Sound familiar? Not even fishermen tell “big fish” stories as well as regretful investors do. But you’ve probably never heard someone say, “I was so close to buying an index fund back in ’98, but I missed my window. Too late now, I guess.”
Sure, it’s exciting to say you were an early investor in one of the biggest companies ever, but the data shows that about two-thirds of the time, you’d be better off just investing in the market.
We considered a hypothetical decision that investors would have faced: buy shares of a company on its IPO date or buy shares in an S&P 500 index fund, SPY, on that same date. We found that, since listing, only 38% of major IPOs have had higher Annualized Total Returns than the S&P 500. The chart below illustrates this point.
2. Over the last 10 years, major IPOs have gotten progressively worse at keeping pace with market returns
From its listing date through Q1 2019, the average major IPO from 2009 has an Annualized Total Return 8.5 percentage points lower than the S&P 500. With the exception of 2015 and 2018, both years marked by relatively high volatility with large market drawdowns, that spread has widened, as shown by the chart below. In fact, the average major IPO that debuted in 2017 has underperformed SPY by 24 percentage points annually.
As previously stated, there is some major upside to be had if you’re able to pick a winning IPO, but that upside comes at the major risk of picking a loser. The fact of the matter is that, flashes of correction aside, we’re currently experiencing a record-length bull market, and it’s hard for new, individual stocks to keep up.
3. The spread between the most and least successful major IPOs in a year is widening
Above, we showed that you have a 38% chance of investing in an IPO that will yield an Annualized Total Return greater than that of the S&P 500. So what does it look like when you pick the best outperformer? What about the worst underperformer?
See the table below. What’s most interesting is the widening spread over time; the best IPOs are outperforming to a higher degree, and the opposite is true for the worst IPOs. If this trend continues in 2019 and beyond, the best- and worst-case scenario for any given IPO will become more dramatic, and investors’ risk tolerance will have to rise in kind.
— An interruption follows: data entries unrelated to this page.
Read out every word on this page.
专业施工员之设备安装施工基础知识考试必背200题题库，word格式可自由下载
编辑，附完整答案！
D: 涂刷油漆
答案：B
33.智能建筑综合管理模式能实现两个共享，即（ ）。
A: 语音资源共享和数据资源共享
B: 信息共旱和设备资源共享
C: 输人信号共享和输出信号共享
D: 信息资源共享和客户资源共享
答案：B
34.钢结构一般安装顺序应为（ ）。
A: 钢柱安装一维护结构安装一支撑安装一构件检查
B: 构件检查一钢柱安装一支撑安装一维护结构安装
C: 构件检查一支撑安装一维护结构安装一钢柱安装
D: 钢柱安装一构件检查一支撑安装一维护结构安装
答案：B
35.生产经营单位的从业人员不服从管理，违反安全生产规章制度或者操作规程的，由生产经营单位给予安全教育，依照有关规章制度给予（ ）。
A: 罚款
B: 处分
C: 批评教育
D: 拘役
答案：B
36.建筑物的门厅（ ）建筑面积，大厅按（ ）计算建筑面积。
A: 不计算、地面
4. Only Healthcare and Technology IPOs have outperformed, and by a relatively small margin
The chart below shows how major IPOs in different sectors have performed versus the S&P 500. The average Annualized Total Return for IPOs in Communication Services has lagged behind the market by 26 points, being dragged down by Cablevision successor Altice USA (ATUS); Energy IPOs have also underperformed by a significant margin.
Major IPOs in only two sectors, Technology and Healthcare, have both average and median Annualized Total Returns greater than that of SPY. While this doesn’t come as a total surprise because the Tech and Healthcare sectors have been market leaders in the new millennium, the slim margin by which they outperform, just 1.9 points and 4.0 points on average, respectively, is noteworthy.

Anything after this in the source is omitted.